Может, надо заглянуть в более отдаленное прошлое, до смерти Джеральда, или, наоборот, в последующие годы? Трубочист являлся каждый год в апреле и прочищал дымоход перед весенней уборкой, но Джоан не помнила, как он приходил в прошлый раз. Наверное, была в школе. А в следующий раз?

Через два года она уехала в Садбери. За это время несколько раз чистили трубы, но она не помнила визитов человека с черным лицом, в памяти остался только опустевший дом и одиночество. Или трубы просто перестали чистить, мать утратила интерес к дому и готовке, к мужу и дочери, надолго замкнулась в себе, в той глубине души, где ее умершее дитя, наверное, еще продолжало жить. Отец все чаще проводил время в мужских компаниях, а Джоан сбежала из дома за двадцать две мили — смехотворное расстояние по нынешним временам, а тогда это было довольно далеко, другой край графства.

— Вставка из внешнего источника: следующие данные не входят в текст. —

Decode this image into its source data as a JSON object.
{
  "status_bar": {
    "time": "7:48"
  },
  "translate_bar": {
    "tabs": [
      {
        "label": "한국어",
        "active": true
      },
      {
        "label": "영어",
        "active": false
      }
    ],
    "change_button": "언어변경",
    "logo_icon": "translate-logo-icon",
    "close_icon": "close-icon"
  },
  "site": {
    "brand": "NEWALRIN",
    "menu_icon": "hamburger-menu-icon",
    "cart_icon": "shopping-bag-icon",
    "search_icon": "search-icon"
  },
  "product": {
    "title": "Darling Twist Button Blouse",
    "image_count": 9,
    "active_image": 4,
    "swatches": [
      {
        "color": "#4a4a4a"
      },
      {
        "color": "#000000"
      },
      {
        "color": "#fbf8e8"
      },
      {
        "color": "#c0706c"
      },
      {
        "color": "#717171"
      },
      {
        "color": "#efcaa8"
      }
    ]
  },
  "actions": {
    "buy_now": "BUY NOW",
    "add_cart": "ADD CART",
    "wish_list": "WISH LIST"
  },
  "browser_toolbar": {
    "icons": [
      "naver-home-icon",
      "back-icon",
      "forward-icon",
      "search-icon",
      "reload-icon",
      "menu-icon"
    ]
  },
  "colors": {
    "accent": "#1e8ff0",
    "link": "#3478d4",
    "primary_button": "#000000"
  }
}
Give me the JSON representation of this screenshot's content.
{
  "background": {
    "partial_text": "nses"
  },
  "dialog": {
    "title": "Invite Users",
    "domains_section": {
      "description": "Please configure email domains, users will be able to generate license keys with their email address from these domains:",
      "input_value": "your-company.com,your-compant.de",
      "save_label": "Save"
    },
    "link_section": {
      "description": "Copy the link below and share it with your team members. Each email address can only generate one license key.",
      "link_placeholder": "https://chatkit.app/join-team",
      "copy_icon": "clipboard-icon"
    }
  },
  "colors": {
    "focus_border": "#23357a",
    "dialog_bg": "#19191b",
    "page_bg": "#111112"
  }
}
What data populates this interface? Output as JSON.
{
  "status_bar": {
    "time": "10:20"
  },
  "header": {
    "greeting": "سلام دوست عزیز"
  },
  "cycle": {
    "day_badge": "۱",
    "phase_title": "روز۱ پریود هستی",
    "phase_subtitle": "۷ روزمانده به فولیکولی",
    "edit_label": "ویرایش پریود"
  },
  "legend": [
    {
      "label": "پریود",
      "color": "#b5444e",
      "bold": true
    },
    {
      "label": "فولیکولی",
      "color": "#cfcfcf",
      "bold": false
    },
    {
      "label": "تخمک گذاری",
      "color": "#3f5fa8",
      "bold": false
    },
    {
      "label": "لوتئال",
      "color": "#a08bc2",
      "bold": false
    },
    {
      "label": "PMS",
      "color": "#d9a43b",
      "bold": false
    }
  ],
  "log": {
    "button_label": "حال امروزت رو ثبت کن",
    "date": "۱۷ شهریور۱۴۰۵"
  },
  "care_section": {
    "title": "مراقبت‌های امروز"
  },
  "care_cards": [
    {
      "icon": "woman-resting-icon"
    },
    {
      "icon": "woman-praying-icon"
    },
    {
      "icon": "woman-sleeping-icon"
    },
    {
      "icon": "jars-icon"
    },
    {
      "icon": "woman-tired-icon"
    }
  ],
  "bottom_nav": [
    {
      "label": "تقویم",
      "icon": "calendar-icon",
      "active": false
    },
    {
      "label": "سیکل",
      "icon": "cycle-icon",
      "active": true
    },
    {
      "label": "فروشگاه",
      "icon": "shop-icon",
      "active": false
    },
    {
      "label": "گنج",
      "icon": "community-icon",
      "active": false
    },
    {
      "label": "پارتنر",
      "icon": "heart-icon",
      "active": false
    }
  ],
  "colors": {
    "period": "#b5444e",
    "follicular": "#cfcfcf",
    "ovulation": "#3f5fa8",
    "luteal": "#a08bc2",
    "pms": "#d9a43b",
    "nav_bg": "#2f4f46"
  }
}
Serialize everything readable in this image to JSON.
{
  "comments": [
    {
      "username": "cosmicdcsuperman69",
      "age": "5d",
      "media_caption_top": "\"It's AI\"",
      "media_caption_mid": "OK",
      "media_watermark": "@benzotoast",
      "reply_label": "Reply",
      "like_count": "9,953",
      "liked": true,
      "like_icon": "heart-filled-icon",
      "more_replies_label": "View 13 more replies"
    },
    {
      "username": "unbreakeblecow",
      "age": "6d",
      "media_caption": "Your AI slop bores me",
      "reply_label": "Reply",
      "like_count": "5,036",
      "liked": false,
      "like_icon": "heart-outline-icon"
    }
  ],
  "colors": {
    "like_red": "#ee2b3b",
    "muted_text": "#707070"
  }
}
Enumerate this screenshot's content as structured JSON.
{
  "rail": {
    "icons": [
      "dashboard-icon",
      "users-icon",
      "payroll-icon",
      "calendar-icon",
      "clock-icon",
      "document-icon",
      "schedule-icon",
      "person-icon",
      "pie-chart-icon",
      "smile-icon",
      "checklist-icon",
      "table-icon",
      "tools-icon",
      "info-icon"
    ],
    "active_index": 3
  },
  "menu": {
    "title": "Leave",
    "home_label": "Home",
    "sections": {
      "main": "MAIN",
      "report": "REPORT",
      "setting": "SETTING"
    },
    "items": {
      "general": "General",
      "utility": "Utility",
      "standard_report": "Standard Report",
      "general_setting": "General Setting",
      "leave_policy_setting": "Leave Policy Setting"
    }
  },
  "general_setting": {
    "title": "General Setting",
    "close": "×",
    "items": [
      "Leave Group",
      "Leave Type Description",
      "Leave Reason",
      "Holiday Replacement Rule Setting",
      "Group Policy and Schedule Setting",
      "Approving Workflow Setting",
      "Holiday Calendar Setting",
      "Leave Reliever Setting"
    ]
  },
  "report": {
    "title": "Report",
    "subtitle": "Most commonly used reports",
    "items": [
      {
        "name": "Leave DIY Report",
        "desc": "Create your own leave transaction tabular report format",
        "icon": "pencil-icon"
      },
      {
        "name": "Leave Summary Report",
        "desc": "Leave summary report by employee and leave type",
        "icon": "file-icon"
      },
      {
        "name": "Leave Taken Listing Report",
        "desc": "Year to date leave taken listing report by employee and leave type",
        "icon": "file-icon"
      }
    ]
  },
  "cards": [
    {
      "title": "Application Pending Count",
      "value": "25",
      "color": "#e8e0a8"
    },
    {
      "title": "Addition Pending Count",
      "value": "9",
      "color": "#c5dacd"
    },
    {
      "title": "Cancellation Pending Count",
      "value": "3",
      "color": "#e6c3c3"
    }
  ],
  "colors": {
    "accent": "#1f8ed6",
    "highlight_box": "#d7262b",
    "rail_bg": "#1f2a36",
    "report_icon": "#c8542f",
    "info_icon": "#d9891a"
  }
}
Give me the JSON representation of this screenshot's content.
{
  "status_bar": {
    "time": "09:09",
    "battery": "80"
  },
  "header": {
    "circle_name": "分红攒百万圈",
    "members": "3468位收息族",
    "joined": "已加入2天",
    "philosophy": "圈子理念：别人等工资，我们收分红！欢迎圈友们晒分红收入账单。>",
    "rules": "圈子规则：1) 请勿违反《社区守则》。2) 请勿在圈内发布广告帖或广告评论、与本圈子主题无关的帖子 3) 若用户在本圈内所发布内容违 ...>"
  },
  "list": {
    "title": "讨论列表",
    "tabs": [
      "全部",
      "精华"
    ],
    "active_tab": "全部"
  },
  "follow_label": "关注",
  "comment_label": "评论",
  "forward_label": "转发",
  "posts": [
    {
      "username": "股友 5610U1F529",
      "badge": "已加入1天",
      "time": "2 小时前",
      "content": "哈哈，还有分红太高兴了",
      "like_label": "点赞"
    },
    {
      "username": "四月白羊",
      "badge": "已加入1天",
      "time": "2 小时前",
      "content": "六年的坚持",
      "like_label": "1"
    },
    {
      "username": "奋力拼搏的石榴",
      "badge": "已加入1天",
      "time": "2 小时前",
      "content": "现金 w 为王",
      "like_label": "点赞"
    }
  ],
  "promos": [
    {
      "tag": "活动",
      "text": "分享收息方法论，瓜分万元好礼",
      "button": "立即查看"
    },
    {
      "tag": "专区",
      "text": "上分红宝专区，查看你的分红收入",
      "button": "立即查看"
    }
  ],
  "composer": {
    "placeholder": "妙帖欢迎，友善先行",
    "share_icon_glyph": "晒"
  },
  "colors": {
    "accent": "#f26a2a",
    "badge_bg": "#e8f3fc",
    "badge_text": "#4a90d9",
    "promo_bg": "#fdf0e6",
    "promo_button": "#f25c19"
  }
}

Через шесть лет она вернулась, чтобы сыграть свадьбу. 1938 год. Джоан раскрыла последний альбом, тот самый, куда сейчас не заглядывала, потому что раньше так часто листала его. Вместо заставки в свадебном альбоме полагалось разместить снимок церкви, и церковь Святого Стефана была довольно красивой, хотя в Садбери Джоан присмотрела для себя храм получше. Вот фотография, где она идет к дверям церкви под руку с отцом. Одной рукой придерживает длинный белый шлейф, в другой сжимает букет. Отец здесь выглядит счастливым, а на других, более поздних фотографиях — и мать. Они прошли через все это и вернулись к нормальной жизни, насколько это возможно.

Что она ищет здесь? Джоан почти забыла. Любимые фотографии проплывали перед глазами: свадьба, подружки невесты, общий снимок на ступенях храма, отъезд из церкви, дальше праздничный ужин. Прекрасный месяц май, чудесный день. Счастлива невеста, если солнце светит…

Счастье — это хорошо, но ведь нужна и удача. Горло судорожно сжалось. Что она сделала, чтобы приманить удачу? Надела, но обычаю, что-то старое, что-то новое, что-то чужое, что-то синее… Разгадка близка, она это чувствовала. Вот и последняя фотография в альбоме.

Снимал шафер Фрэнка. Имя его Джоан забыла, с фотоаппаратом он обращался неумело — даже непонятно, каким образом этот снимок оказался среди профессиональных. Так захотелось Фрэнку, чем-то ему приглянулась эта фотография. Обычно, просматривая свадебный альбом, Джоан закрывала его, не доходя до этой страницы, или быстро скользила по ней взглядом, не вникая в детали.

Но сейчас она внимательно рассматривала снимок. Они с Фрэнком держатся за руки, а напротив стоит улыбающийся человек со щетками под мышкой, за спиной у него прислонен к стволу дерева велосипед, и четко видна треугольная табличка на багажнике, на которой белым по черному написано: «Дж. У. Райан, трубочист».


Любовника Урсулы звали Эдуард Акенхэм, он был ее единственным мужчиной. Колин Райтсон не в счет, и хотя для некоторых женщин мужья становятся также и любовниками, это не их с Джеральдом случай. Эдуард, художник, жил в маленьком домике в Клоули и зарабатывал себе на жизнь, преподавая историю искусств на вечерних курсах в Ильфракомбе.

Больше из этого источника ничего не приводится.